Relaxing regulations would be great progress in helping those mentally ill people who seek treatment. Unfortunately, about half of all untreated people with psychotic illness do not recognize that there is anything wrong with them. Thus the second part of any sensible reform would be finding ways to help patients who have a consistent pattern of rejecting voluntary care, going off medication, spiraling into self-destruction or becoming a danger to others.
One approach is encouraging their cooperation with “treatment through leverage.” This process, not new but underused, involves making social welfare benefits, like subsidized housing and Social Security disability benefits, conditional to participation in treatment.
A more formal approach is to have civil courts order people to enter community treatment. New York State’s Kendra’s Law, named in memory of a woman killed in 1999 after being pushed into the path of a subway train by a man with schizophrenia, is a good model.

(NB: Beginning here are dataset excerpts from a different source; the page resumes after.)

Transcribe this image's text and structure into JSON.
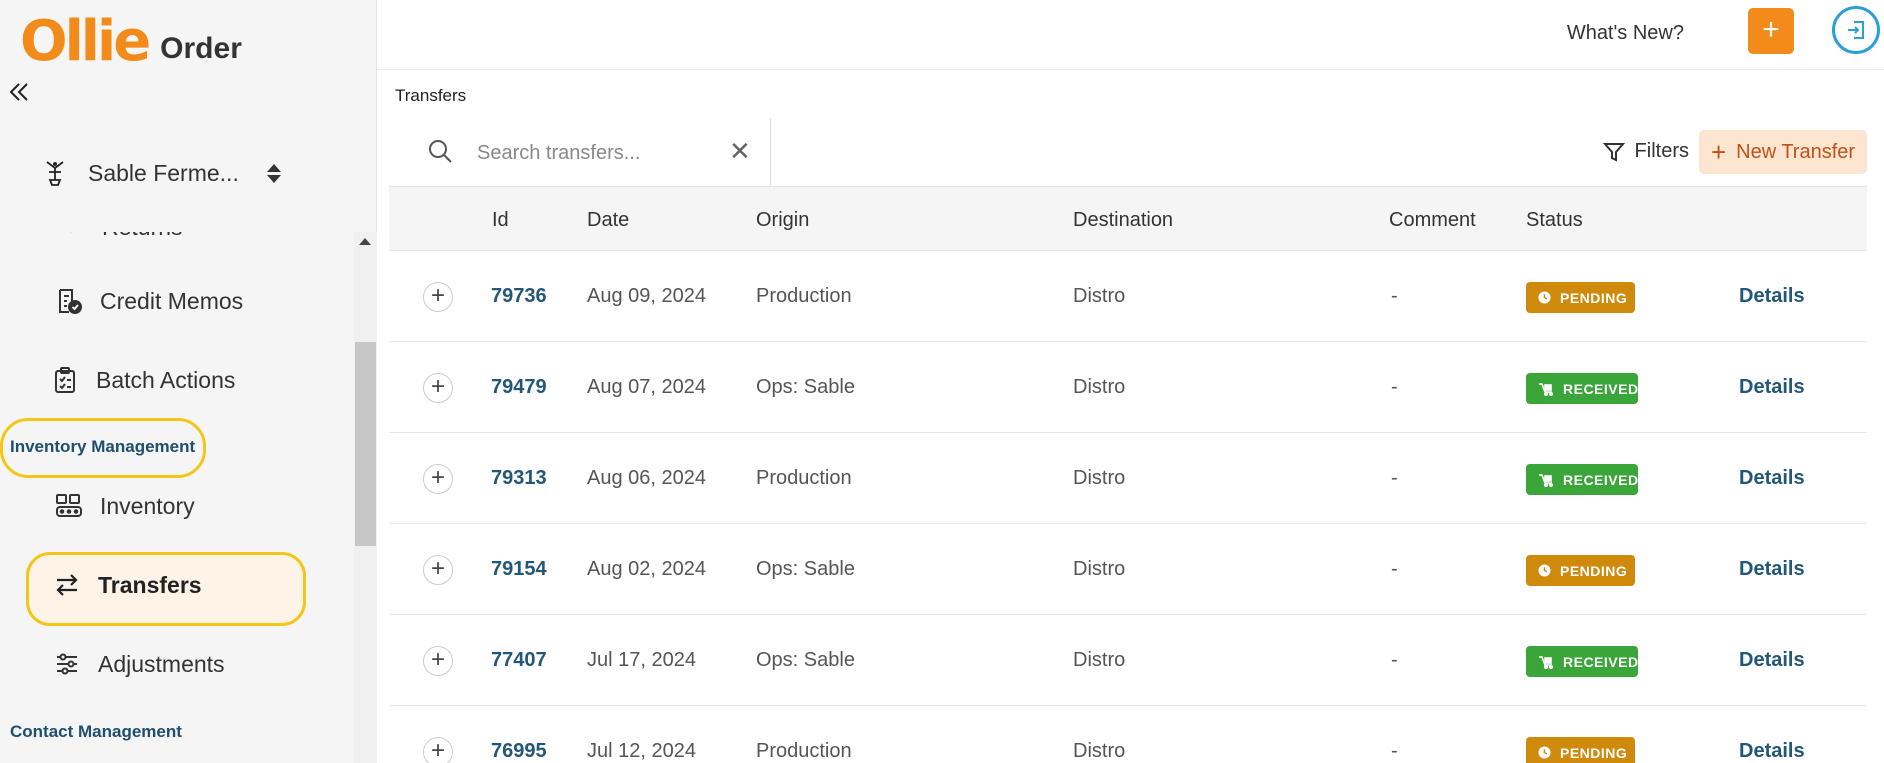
{
  "app": {
    "logo_main": "Ollie",
    "logo_sub": "Order",
    "collapse_icon": "double-chevron-left-icon"
  },
  "account": {
    "name": "Sable Ferme..."
  },
  "sidebar": {
    "items": [
      {
        "label": "Returns",
        "icon": "returns-icon"
      },
      {
        "label": "Credit Memos",
        "icon": "credit-memo-icon"
      },
      {
        "label": "Batch Actions",
        "icon": "clipboard-icon"
      },
      {
        "label": "Inventory",
        "icon": "inventory-icon"
      },
      {
        "label": "Transfers",
        "icon": "transfer-arrows-icon"
      },
      {
        "label": "Adjustments",
        "icon": "sliders-icon"
      }
    ],
    "sections": {
      "inventory": "Inventory Management",
      "contacts": "Contact Management"
    }
  },
  "topbar": {
    "whats_new": "What's New?",
    "plus_label": "+"
  },
  "breadcrumb": "Transfers",
  "search": {
    "placeholder": "Search transfers...",
    "value": ""
  },
  "toolbar": {
    "filters_label": "Filters",
    "new_transfer_label": "New Transfer"
  },
  "table": {
    "headers": [
      "Id",
      "Date",
      "Origin",
      "Destination",
      "Comment",
      "Status"
    ],
    "rows": [
      {
        "id": "79736",
        "date": "Aug 09, 2024",
        "origin": "Production",
        "destination": "Distro",
        "comment": "-",
        "status": "PENDING",
        "action": "Details"
      },
      {
        "id": "79479",
        "date": "Aug 07, 2024",
        "origin": "Ops: Sable",
        "destination": "Distro",
        "comment": "-",
        "status": "RECEIVED",
        "action": "Details"
      },
      {
        "id": "79313",
        "date": "Aug 06, 2024",
        "origin": "Production",
        "destination": "Distro",
        "comment": "-",
        "status": "RECEIVED",
        "action": "Details"
      },
      {
        "id": "79154",
        "date": "Aug 02, 2024",
        "origin": "Ops: Sable",
        "destination": "Distro",
        "comment": "-",
        "status": "PENDING",
        "action": "Details"
      },
      {
        "id": "77407",
        "date": "Jul 17, 2024",
        "origin": "Ops: Sable",
        "destination": "Distro",
        "comment": "-",
        "status": "RECEIVED",
        "action": "Details"
      },
      {
        "id": "76995",
        "date": "Jul 12, 2024",
        "origin": "Production",
        "destination": "Distro",
        "comment": "-",
        "status": "PENDING",
        "action": "Details"
      }
    ]
  },
  "colors": {
    "brand_orange": "#f28b1a",
    "pending": "#cf8a0c",
    "received": "#3aa63a",
    "link": "#23577a",
    "highlight": "#f5c518"
  }
}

From 1999 to 2002, about 2,400 people spent at least six months in mandatory community treatment under the law.
And for those who end up committing crimes, some states have developed special mental-health courts that can use the threat of jail to keep minor offenders with psychosis in treatment and on medication at least long enough for the offenders to make informed decisions about treatment. Such efforts may get help from Washington: last Monday the Senate approved a bill authorizing $200 million for states to develop more mental-health courts and other services for nonviolent, mentally ill offenders; it awaits action in the House.
For many thousands of mentally ill people, America has failed to make good on John F. Kennedy’s promise of 40 years ago. Releasing them from the large state institutions was only a first step. Now we must do what we can to free them from the “cold mercy” that comes with criminalizing mental illness.